A Survey of Self-Evolving Agents: On Path to Artificial Super Intelligence
Large Language Models (LLMs) have demonstrated remarkable capabilities across diverse tasks but remain fundamentally static, unable to adapt their internal parameters to novel tasks, evolving knowledge domains, or dynamic interaction contexts. As LLMs are increasingly deployed in openended, interactive environments, this static nature has become a critical bottleneck, necessitating agents that can adaptively reason, act, and evolve in real time. This paradigm shift —from scaling static models to developing self-evolving agents — has sparked growing interest in architectures and methods enabling continual learning and adaptation from data, interactions, and experiences.
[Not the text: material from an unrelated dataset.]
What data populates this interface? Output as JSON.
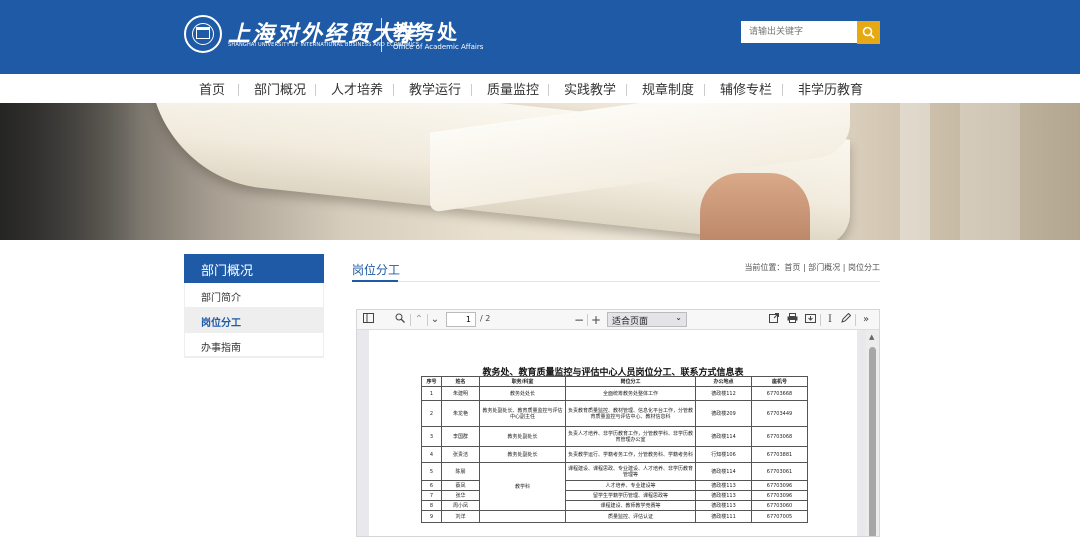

This survey provides the first systematic and comprehensive review of self-evolving agents, organizing the field around three foundational dimensions — what to evolve, when to evolve, and how to evolve. We examine evolutionary mechanisms across agent components (e.g., models, memory, tools, architecture), categorize adaptation methods by stages (e.g., intra-test-time, inter-test-time), and analyze the algorithmic and architectural designs that guide evolutionary adaptation (e.g., scalar rewards, textual feedback, single-agent and multi-agent systems).
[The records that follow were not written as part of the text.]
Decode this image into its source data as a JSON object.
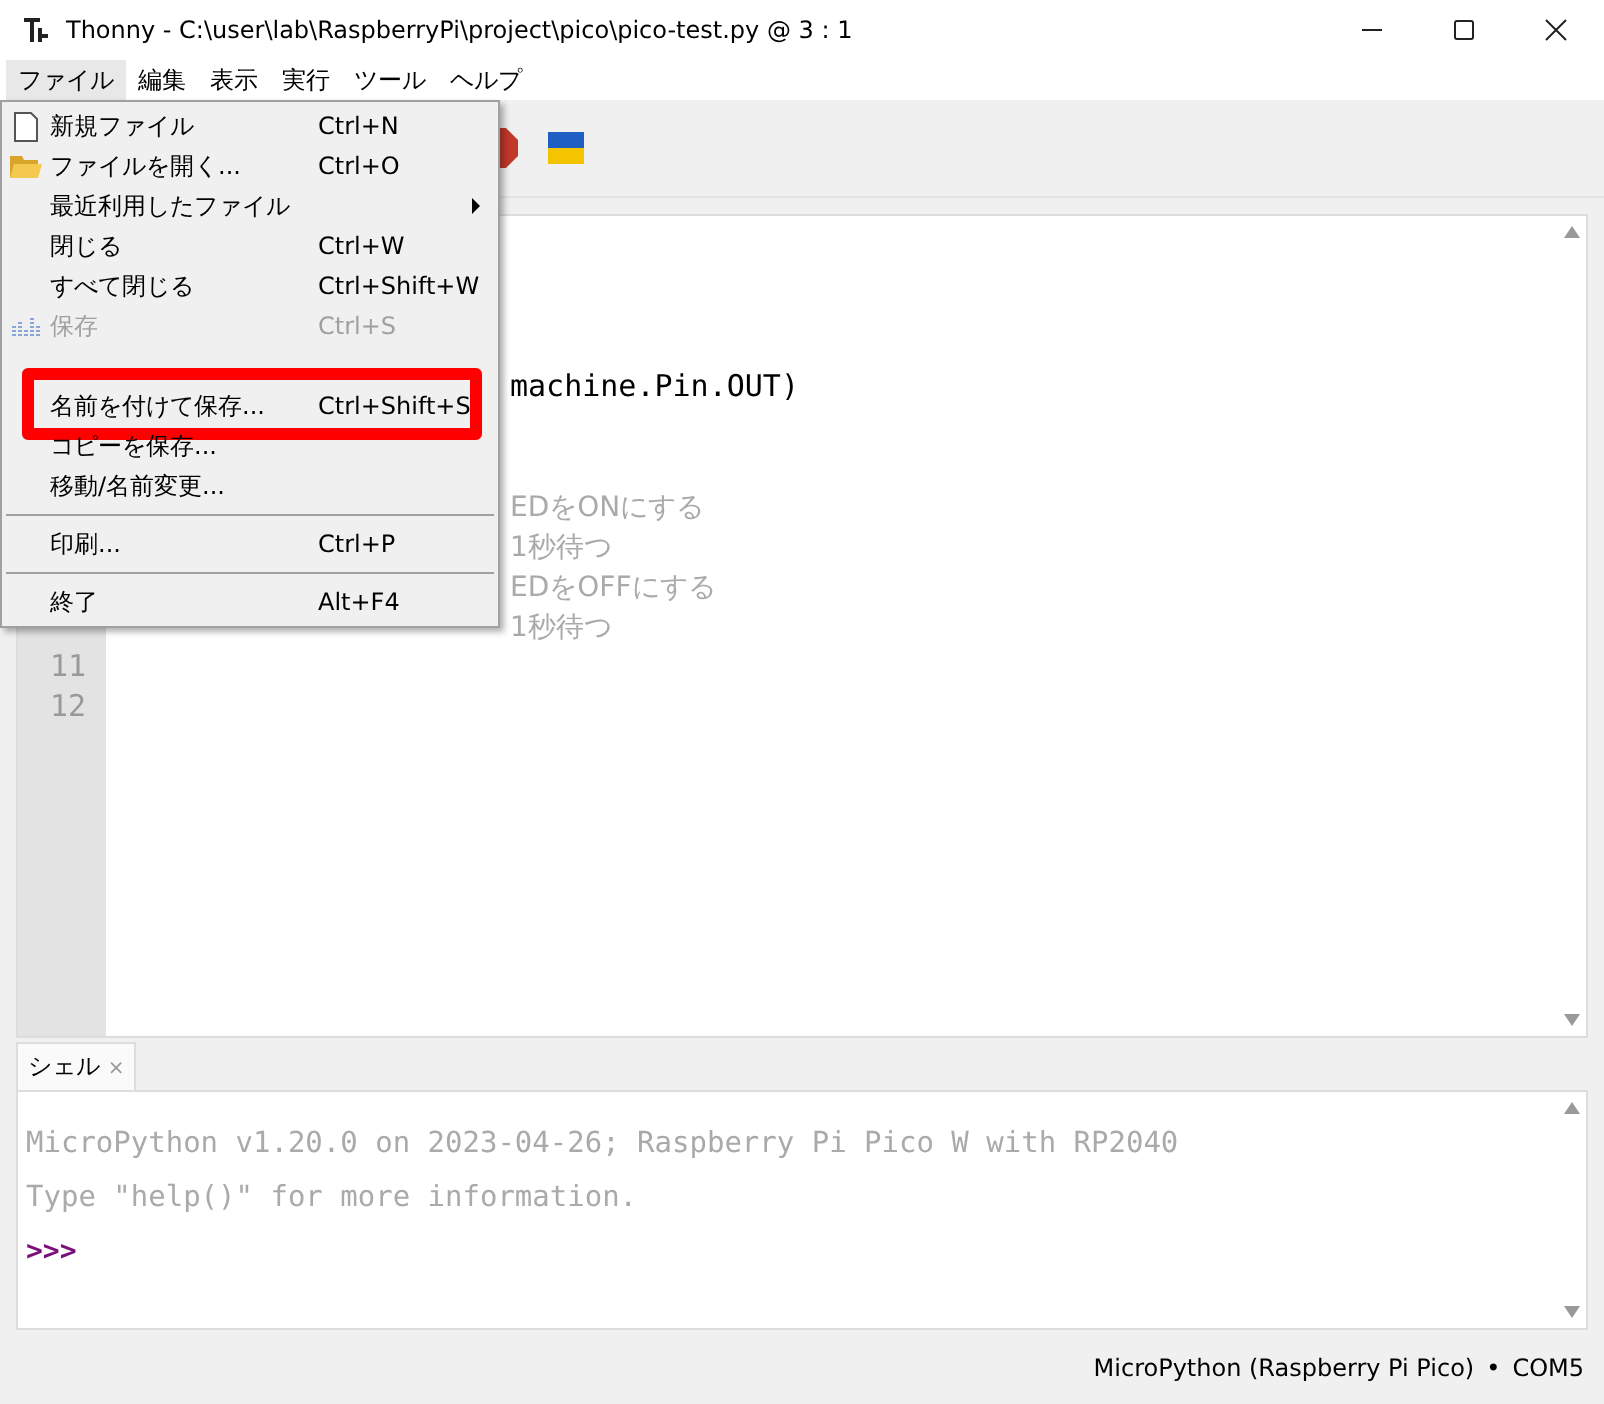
{
  "window": {
    "title": "Thonny  -  C:\\user\\lab\\RaspberryPi\\project\\pico\\pico-test.py  @  3 : 1"
  },
  "menubar": [
    {
      "label": "ファイル",
      "selected": true
    },
    {
      "label": "編集",
      "selected": false
    },
    {
      "label": "表示",
      "selected": false
    },
    {
      "label": "実行",
      "selected": false
    },
    {
      "label": "ツール",
      "selected": false
    },
    {
      "label": "ヘルプ",
      "selected": false
    }
  ],
  "file_menu": [
    {
      "kind": "item",
      "label": "新規ファイル",
      "shortcut": "Ctrl+N",
      "disabled": false,
      "highlighted": false
    },
    {
      "kind": "item",
      "label": "ファイルを開く...",
      "shortcut": "Ctrl+O",
      "disabled": false,
      "highlighted": false
    },
    {
      "kind": "submenu",
      "label": "最近利用したファイル",
      "disabled": false,
      "highlighted": false
    },
    {
      "kind": "item",
      "label": "閉じる",
      "shortcut": "Ctrl+W",
      "disabled": false,
      "highlighted": false
    },
    {
      "kind": "item",
      "label": "すべて閉じる",
      "shortcut": "Ctrl+Shift+W",
      "disabled": false,
      "highlighted": false
    },
    {
      "kind": "item",
      "label": "保存",
      "shortcut": "Ctrl+S",
      "disabled": true,
      "highlighted": false
    },
    {
      "kind": "item",
      "label": "名前を付けて保存...",
      "shortcut": "Ctrl+Shift+S",
      "disabled": false,
      "highlighted": true
    },
    {
      "kind": "item",
      "label": "コピーを保存...",
      "disabled": false,
      "highlighted": false
    },
    {
      "kind": "item",
      "label": "移動/名前変更...",
      "disabled": false,
      "highlighted": false
    },
    {
      "kind": "separator"
    },
    {
      "kind": "item",
      "label": "印刷...",
      "shortcut": "Ctrl+P",
      "disabled": false,
      "highlighted": false
    },
    {
      "kind": "separator"
    },
    {
      "kind": "item",
      "label": "終了",
      "shortcut": "Alt+F4",
      "disabled": false,
      "highlighted": false
    }
  ],
  "editor": {
    "code": [
      {
        "kind": "code",
        "text": "machine.Pin.OUT)"
      },
      {
        "kind": "comment",
        "text": "EDをONにする"
      },
      {
        "kind": "comment",
        "text": "1秒待つ"
      },
      {
        "kind": "comment",
        "text": "EDをOFFにする"
      },
      {
        "kind": "comment",
        "text": "1秒待つ"
      }
    ],
    "line_numbers": [
      "11",
      "12"
    ]
  },
  "shell": {
    "tab": "シェル",
    "close": "×",
    "lines": [
      {
        "kind": "output",
        "text": "MicroPython v1.20.0 on 2023-04-26; Raspberry Pi Pico W with RP2040"
      },
      {
        "kind": "output",
        "text": "Type \"help()\" for more information."
      },
      {
        "kind": "prompt",
        "text": ">>>"
      }
    ]
  },
  "status_bar": {
    "interpreter": "MicroPython (Raspberry Pi Pico)",
    "separator": "•",
    "port": "COM5"
  }
}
Introduction. Large Language Models (LLMs) have demonstrated remarkable capabilities across a wide range of tasks. Yet, they remain fundamentally static [1], unable to adapt their internal parameters when encountering novel tasks, evolving knowledge domains, or dynamic interaction contexts. As LLMs are increasingly deployed in open-ended, interactive environments, this limitation becomes a critical bottleneck. In such settings, conventional knowledge retrieval mechanisms prove inadequate, giving rise to agents capable of dynamically adapting their perception, reasoning, and actions in real time. This emerging need for dynamic, continual adaptation signals a conceptual shift in artificial intelligence: from scaling up static models to developing self-evolving agents, such agents are capable to continuously learn from new data, interactions, and experiences in real-time, leading to systems that are more robust, versatile, and capable of tackling complex, dynamic real-world problems [2].
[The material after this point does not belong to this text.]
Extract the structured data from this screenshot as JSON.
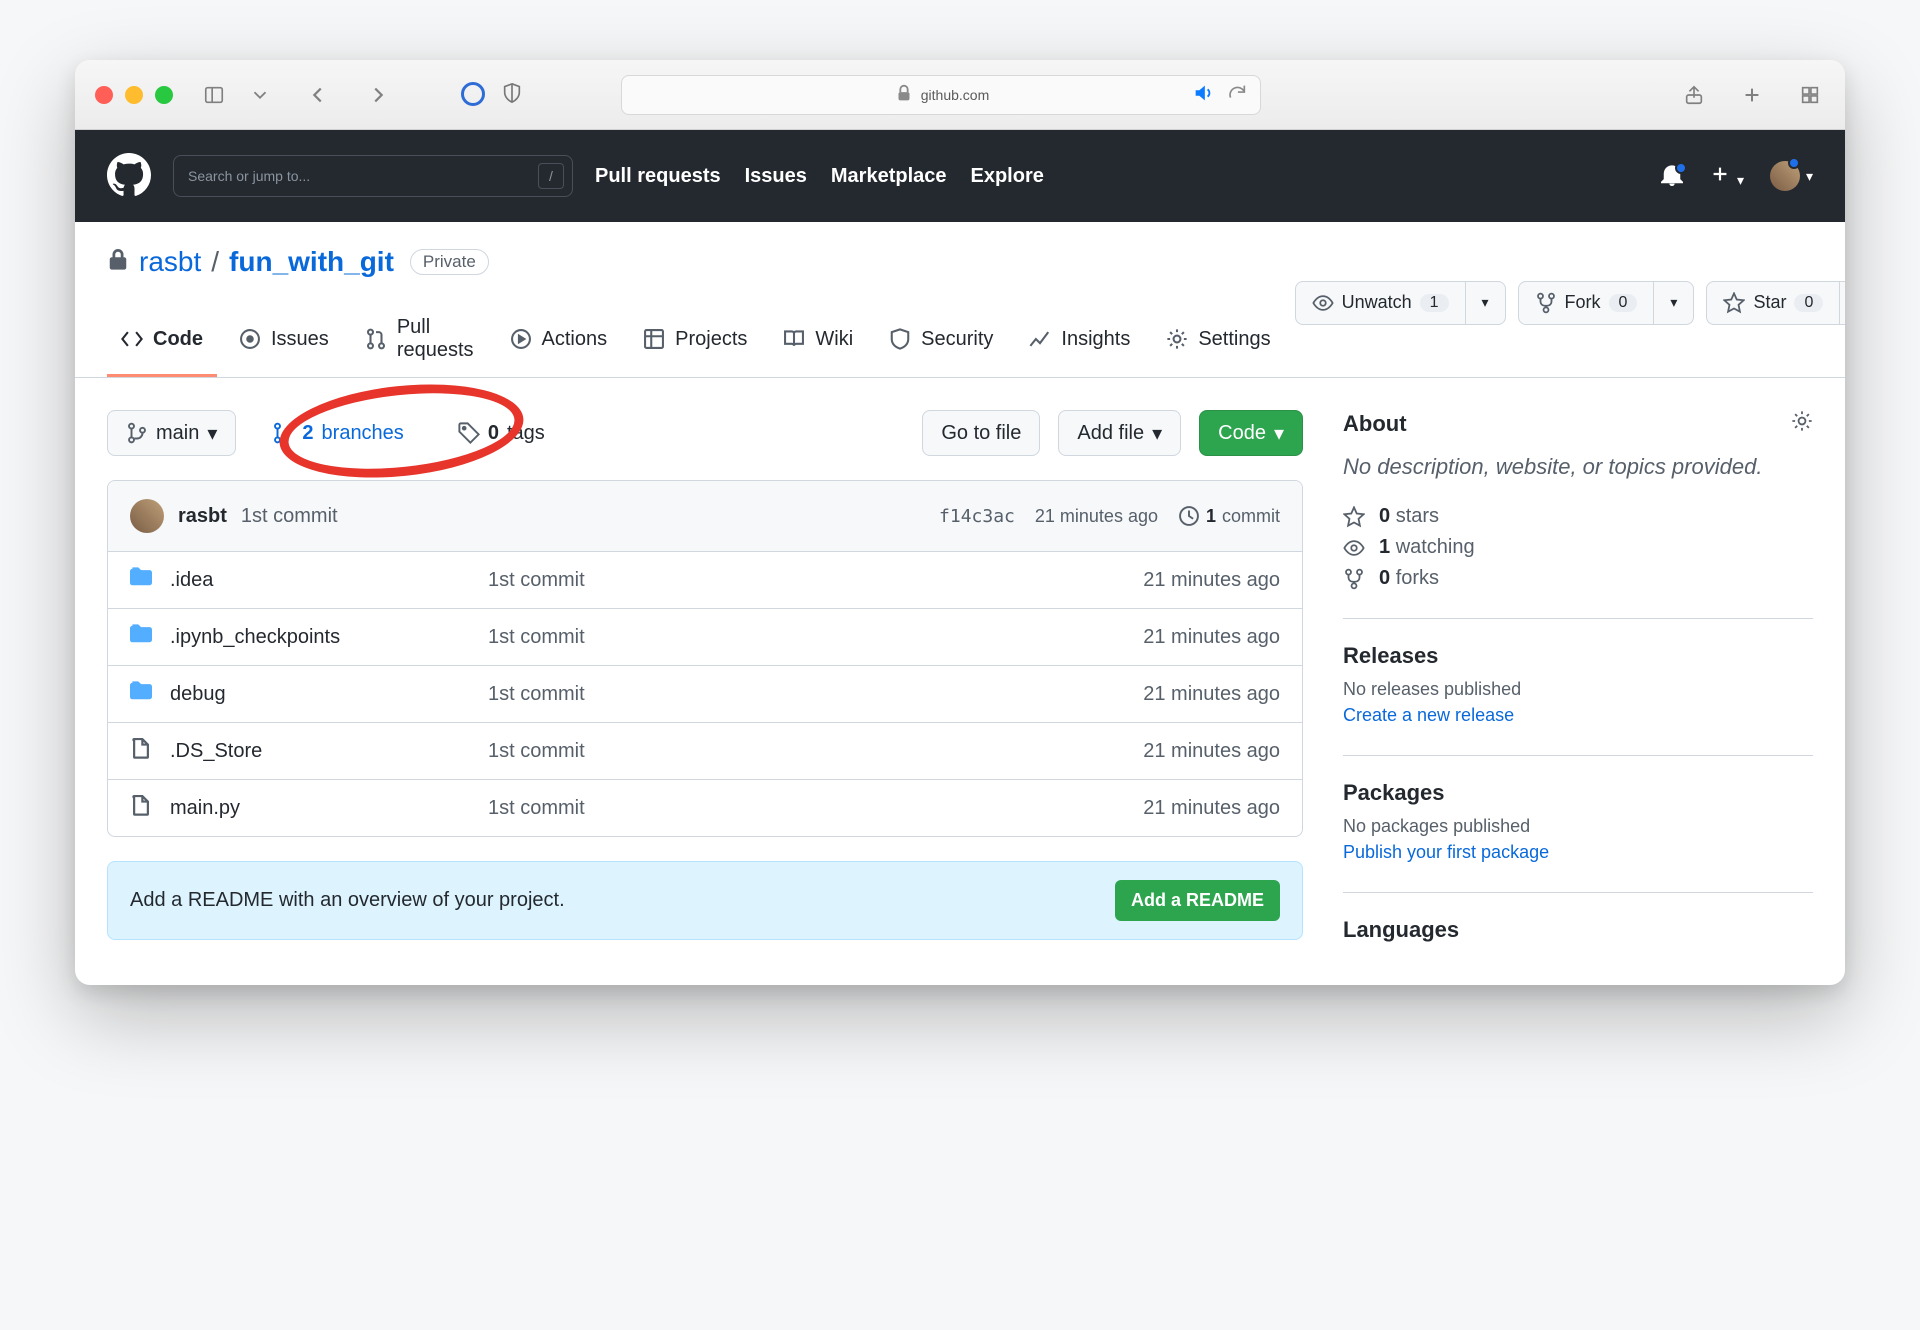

Discussion / Conclusion. The emergence of self-evolving agents marks a paradigm shift in artificial intelligence, moving beyond static, monolithic models toward dynamic agentic systems capable of continual learning and adaptation. As language agents are increasingly deployed in open-ended, interactive environments, the ability to evolve, adapting reasoning processes, tools, and behaviors in response to new tasks, knowledge, and feedback, has become essential for building the next generation of agentic systems. In this survey, we provide the first comprehensive and systematic review of self-evolving agents, organized around three foundational questions: what aspects of an agent should evolve, when evolution should occur, and how to implement evolutionary processes effectively. Moreover, we discuss several methods for evaluating the progress of self-evolving agents in terms of metrics and benchmarks, followed by corresponding applications and future directions.